Yesterday the Times announced it would close its blog, The Lede. Then later in an interview with Poynter, Assistant Managing Editor Ian Fisher said that while “[t]here’s little chance that our marquee blogs, ones like DealBook, Well, Bits, will be going anywhere anytime soon," almost half of the site's blogs will be discontinued or be merged elsewhere in the near future.

Poytner notes that there are several reasons for the restructure, including technical complications with the blogging software and the redesigned article pages, but the main reason will resonate with anyone who's ever been charged with maintaining a blog that people actually read:

Some [NYT] blogs are quite popular, but others “got very, very little traffic, and they required an enormous amount of resources, because a blog is an animal that is always famished.” [Fisher said.

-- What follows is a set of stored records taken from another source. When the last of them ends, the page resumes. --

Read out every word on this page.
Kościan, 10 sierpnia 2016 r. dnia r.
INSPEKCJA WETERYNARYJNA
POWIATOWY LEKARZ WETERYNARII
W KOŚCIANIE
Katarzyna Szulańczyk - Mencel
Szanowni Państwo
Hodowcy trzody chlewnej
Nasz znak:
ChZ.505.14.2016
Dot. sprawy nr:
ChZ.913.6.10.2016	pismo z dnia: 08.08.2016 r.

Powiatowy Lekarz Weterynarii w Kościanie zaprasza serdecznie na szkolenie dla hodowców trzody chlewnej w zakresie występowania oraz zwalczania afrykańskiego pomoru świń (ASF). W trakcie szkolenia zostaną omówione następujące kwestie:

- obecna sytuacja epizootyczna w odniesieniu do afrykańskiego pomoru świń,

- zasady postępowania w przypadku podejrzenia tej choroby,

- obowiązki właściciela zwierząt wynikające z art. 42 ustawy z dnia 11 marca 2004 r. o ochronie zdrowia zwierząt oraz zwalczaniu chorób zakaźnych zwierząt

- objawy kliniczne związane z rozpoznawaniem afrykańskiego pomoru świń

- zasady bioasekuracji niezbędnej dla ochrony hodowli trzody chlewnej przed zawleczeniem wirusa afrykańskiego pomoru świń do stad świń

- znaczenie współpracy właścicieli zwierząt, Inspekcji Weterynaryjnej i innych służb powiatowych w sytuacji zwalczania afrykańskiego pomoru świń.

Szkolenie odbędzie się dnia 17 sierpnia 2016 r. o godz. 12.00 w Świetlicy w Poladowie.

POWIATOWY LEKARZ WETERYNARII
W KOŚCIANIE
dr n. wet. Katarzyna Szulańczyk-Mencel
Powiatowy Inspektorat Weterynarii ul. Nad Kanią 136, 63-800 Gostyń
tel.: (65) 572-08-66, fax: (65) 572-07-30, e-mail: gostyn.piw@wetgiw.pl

H]e thinks the “quality of our items will go up now, now that readers don’t expect us to be filling the artificial container of a blog.”

With more resources going into fewer platforms on the site, this could be a play toward NYT Now and other recently released digital subscription options, which should prove attractive to those unwilling to pay $35 a month for the digital all-access subscription.

NYT Now, for example, pushes a daily supply of core articles to a user's mobile app, including morning and evening news briefs, and provides access to much of the homepage content, all updated throughout the day—basically the meat-and-potatoes edition of the site. It's possible that by eliminating many of the site's less-popular assets and focusing on the winners, the reorganization will position more high-quality content in front of those subscribers.